2.2.2 Sample size, MDE, power, duration
You should not approve experiments that "run until the graph looks good".
- Minimum Detectable Effect (MDE) should come from economics and opportunity cost, not aesthetics.
- Significance (α) and power (1−β) are trade‑offs you choose, not magic constants.
- For binary vs. continuous outcomes, use the right formulas and include:
- Expected degraded data (logging bugs, bots, spam).
- Reasonable safety margin.
On duration:
- Cover at least one full weekly cycle unless you have a very good reason not to.
- Watch for holidays, campaigns, and other known shocks.
- For features with learning curves, short tests are systematically optimistic or pessimistic.

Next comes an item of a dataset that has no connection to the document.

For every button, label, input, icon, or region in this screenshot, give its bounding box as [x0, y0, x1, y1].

If the sample size required is unrealistic, the answer is not "run it anyway". The answer is "this is not worth testing in this form" or "we need a better metric / design".
Case study: Pricing test with impossible MDE
A marketplace team proposes a test to increase delivery fees by $0.50 in a small city.
- They want to detect a 1% change in completed orders with 95% confidence and 90% power.
- Traffic in that city is so low that the required duration works out to 11 months.
You walk them through the math and the economics:
- A 1% movement is below the level that would change any strategic decision.
- Eleven months is far too long to hold a city in a potentially worse state.
Outcome: the team either (a) increases MDE to a meaningful level and runs a shorter, bolder test across multiple cities, or (b) treats this as a business decision and ships with monitoring instead. You avoid a zombie experiment.
How to talk through this in an interview
- Mid‑level answer: Show you can compute or reason about sample size and conclude that the proposed test is under‑powered.
- Senior answer: Tie MDE back to business impact and opportunity cost, then describe how you redesigned the test (bigger MDE, more markets, or no test) to make it useful.
- Staff answer: Elevate to a pattern: you introduced a standard MDE/traffic sanity check into the experimentation process so that low‑leverage, under‑powered tests stop at design review instead of burning real users.